So a classmate of mine posted a great article to a group site about a new book by Maggie Jackson that sparked some interesting discussions between others in the class and our professor. I gave myself 24 hours to decide if I would co-opt it. But because it goes to the heart of this blog's focus, and because it is all about community and sharing, here goes.
From what i can surmise the article basically claims that multi-tasking has become such an engrained routine of our daily lives, with interruptions around every corner and with every phone call, that we are actually becoming less creative and less likely to problem solve to the best of our ability. I don't know about you, but Amen Maggie, Amen.
Without having read the book itself, just a short piece and interview with the author, I have to agree. I multi-task all day long and get a lot done, but many of those things are not done to the best of my ability. Maybe I am just slow (though I hope not and don't think that is the case), but I rarely get the chance to really focus on a task and figure out the best solutions to my challenges.

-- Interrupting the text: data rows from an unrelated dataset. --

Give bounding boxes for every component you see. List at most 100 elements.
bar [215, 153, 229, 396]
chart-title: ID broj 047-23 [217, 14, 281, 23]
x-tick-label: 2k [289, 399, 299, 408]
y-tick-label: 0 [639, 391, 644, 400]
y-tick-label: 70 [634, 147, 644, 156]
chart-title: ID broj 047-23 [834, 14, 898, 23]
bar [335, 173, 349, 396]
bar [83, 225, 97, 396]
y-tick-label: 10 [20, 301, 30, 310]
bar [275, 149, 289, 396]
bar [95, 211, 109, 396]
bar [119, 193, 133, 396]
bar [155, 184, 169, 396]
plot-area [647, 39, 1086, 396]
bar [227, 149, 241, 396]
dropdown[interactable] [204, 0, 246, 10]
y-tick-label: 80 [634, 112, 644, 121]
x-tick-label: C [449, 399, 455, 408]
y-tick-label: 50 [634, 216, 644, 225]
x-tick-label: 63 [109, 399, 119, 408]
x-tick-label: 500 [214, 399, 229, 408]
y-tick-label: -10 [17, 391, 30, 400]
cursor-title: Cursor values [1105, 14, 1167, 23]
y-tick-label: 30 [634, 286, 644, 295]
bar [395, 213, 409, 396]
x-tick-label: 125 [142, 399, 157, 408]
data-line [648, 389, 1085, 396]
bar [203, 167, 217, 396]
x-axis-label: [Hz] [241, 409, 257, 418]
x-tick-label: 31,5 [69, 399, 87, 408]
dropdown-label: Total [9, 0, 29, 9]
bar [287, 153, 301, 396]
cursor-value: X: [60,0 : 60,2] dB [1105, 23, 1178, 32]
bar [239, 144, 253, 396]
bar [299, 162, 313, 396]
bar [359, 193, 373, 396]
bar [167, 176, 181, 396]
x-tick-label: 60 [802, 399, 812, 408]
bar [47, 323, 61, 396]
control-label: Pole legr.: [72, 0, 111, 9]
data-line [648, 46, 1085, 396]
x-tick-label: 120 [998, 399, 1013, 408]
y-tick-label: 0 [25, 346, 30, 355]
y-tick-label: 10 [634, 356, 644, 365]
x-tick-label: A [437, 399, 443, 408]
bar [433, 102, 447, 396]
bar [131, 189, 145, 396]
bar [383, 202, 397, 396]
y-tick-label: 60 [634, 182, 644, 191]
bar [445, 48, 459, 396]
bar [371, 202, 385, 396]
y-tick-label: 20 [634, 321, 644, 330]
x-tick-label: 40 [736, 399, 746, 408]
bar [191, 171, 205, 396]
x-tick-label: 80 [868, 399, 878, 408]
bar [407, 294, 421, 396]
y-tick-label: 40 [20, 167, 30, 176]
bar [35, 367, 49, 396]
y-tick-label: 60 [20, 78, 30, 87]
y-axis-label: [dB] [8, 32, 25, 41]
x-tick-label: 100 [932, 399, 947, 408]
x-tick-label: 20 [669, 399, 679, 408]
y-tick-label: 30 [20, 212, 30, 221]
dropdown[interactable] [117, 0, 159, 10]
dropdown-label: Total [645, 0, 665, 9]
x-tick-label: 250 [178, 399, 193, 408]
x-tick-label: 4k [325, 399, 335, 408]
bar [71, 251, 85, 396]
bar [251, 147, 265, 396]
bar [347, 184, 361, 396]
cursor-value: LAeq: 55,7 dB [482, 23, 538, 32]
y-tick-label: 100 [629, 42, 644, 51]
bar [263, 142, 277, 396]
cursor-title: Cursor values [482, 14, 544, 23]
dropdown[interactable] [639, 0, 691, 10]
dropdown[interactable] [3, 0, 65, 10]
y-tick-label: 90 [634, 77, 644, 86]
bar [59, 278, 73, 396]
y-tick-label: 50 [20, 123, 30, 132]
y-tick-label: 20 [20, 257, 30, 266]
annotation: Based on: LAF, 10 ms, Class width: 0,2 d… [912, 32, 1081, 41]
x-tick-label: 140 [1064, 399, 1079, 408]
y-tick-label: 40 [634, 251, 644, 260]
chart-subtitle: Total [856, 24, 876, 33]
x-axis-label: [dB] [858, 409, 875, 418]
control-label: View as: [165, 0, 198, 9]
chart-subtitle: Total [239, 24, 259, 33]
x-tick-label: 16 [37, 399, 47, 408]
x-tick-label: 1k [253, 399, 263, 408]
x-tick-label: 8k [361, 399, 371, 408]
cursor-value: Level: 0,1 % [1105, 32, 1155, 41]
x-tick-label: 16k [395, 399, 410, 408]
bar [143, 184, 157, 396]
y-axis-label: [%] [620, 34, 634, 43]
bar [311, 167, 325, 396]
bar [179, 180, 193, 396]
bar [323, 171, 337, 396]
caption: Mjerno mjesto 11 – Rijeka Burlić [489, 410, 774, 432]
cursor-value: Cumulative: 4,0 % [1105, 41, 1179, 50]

It is not that multi-tasking is the problem, but I think that "focused multi-tasking" is much more productive than just doing things to get them off of a never-ending "to do" list. Fascinatingly enough, the author mentions how we are actually hard wired for interruptions:
We are programmed to be interrupted. We get an adrenalin jolt when orienting to new stimuli: Our body actually rewards us for paying attention to the new. So in this very fast-paced world, it's easy and tempting to always react to the new thing. But when we live in a reactive way, we minimize our capacity to pursue goals.But to me, while hormonally I may be rewarded with adrenaline, I generally feel like I am being pulled in several directions - something that rarely helps anyone really get down to business.
Now, that is just my experience, but there does seem to be some other corroborating evidence. In my response to the article posting I mentioned a project I once did on Flow: The Psychology of Optimal Experience by author Mihaly Csikszentmihaly (Mi-haley Chick-sent-mi-high-hee; it's Hungarian). Csikszentmihaly contends that when we reach a state of "flow," we are most creative, and operating most efficiently and effectively. It is his equivalent of "being in the zone," when hours pass by in what seems to be minutes, and one is totally engrossed in what they are doing (not to mention happiest). In order to reach this state, one must be just challenged enough that the task is not simple, but capable enough so as to not lose hope of successfully finishing (ACP???). Clearly we can not reach this perfect state every time we step in the office, but surely it helps to get as close as possible. With all of the constant distractions and interruptions I am just not sure anyone gets to operate in their optimal, or even partially-optimal space. Then again, I guess I could just turn off the ringer.